I don’t care much whether or not this is a good direction. Some may say it dries up Joker’s story-capital. Others may lament that the Joker is now solidly this-worldly. He’s a comic book character in name only. It is easy to imagine someone like him existing in our world, but not a world shared with Batman. At least, not the Batman we know.

As others have pointed out, Batman is not a mythic hero like Superman, but the anti-myth hero, the mortal slayer of gods, the idealized self-made modern man whose every faculty is sharpened into a weapon. He not only takes up arms against the likes of Joker, but also other myths of the DC Universe, including Superman — most famously in Frank Miller’s Batman: The Dark Knight Returns (1986). How can this Batman exist in the same universe as Phillips’ Joker? To eliminate the new Joker, he needs the right ally, not the right foe. He doesn’t need Batman, but a hug and some therapy. The Batman has always been the troubled brooding anti-myth, but to share the world with Phillips’ Joker, he too must be flattened. He too must be just “crazy.” What will their struggle be now, except a fist-fight between two psychiatric patients?

I’m not invested in the future of comic book characters. But there is a question I think worthwhile: What need did we have of the mythic Joker in the first place, or for that matter of any modern myth? Is the new Joker in fact a loss?

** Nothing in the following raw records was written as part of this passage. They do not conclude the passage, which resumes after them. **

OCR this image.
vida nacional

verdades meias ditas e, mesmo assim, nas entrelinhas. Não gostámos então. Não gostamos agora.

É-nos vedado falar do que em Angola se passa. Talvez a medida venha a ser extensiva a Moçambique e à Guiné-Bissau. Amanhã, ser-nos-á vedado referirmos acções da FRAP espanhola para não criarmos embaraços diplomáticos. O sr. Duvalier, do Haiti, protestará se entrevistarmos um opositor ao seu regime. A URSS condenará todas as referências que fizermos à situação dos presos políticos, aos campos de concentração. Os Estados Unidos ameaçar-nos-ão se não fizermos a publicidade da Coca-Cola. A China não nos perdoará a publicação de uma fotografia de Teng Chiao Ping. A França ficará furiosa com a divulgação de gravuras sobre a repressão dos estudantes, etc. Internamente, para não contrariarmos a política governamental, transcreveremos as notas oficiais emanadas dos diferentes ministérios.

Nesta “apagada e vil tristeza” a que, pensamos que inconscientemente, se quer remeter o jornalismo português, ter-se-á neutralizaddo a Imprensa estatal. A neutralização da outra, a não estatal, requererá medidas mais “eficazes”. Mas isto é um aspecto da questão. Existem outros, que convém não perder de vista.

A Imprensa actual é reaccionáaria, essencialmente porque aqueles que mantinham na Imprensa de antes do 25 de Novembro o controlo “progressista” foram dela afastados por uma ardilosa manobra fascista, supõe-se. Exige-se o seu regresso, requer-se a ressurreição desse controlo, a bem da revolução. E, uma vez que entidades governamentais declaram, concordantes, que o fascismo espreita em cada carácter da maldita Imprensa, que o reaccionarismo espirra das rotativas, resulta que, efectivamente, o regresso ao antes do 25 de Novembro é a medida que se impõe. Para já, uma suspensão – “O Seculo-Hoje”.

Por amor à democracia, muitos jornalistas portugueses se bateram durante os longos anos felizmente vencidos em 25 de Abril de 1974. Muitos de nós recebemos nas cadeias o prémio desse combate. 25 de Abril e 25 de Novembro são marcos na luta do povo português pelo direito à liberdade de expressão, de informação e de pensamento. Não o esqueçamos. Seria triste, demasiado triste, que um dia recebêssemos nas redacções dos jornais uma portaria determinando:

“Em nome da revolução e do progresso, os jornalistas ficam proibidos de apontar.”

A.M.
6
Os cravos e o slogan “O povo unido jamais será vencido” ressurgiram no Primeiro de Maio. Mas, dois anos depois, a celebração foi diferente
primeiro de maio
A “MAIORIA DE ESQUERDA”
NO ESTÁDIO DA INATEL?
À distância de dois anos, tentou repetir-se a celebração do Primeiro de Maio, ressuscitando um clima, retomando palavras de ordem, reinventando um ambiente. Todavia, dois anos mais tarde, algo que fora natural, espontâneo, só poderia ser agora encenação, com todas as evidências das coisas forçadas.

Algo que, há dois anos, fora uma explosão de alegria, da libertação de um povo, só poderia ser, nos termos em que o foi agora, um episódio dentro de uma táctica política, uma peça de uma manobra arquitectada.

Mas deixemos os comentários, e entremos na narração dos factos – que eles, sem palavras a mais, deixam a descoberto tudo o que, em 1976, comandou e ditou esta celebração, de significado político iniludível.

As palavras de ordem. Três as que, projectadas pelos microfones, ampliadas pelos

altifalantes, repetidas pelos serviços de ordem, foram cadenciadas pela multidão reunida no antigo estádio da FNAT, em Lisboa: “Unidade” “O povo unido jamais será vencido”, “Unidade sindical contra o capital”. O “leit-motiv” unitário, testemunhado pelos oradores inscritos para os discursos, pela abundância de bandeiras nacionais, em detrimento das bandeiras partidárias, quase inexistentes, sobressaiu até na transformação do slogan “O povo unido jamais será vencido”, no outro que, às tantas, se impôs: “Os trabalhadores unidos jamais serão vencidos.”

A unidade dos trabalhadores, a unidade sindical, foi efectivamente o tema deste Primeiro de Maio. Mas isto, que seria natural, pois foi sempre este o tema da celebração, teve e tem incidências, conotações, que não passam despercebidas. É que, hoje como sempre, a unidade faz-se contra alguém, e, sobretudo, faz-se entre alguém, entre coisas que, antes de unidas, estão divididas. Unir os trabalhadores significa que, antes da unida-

*Superman seems to me to be a meta-myth. I don’t use the suffix as it is often used to mean ironically self-referential. A meta-myth gains its character by overlaying another myth. In this case, the character of the Superman mythos rests on a deeper Messianic archetypal narrative sourced in the Christian tradition. This is not a controversial point. The parallels between the Superman myth and the gospel of Christ are often noted: The two have much in common as otherworldly visitors whose mild manners betray profound salvific power. (The two are even occasionally confused. In season nine of The Simpsons, an imperiled Homer cries out: “I’m not normally a praying man, but if you’re up there, please save me, Superman!”) I’ve never seen it done, but I would not be surprised if at some point a pastor somewhere opened his introduction to the gospel with “Jesus is a lot like Superman” and then listed points of comparison. This would show a meta-myth is more accessible to members of the culture than the deep-myth, and the archetypal character of the former is not intrinsic but derivative of the latter.

**That honor goes to Frank Miller’s Daredevil: Born Again (1986).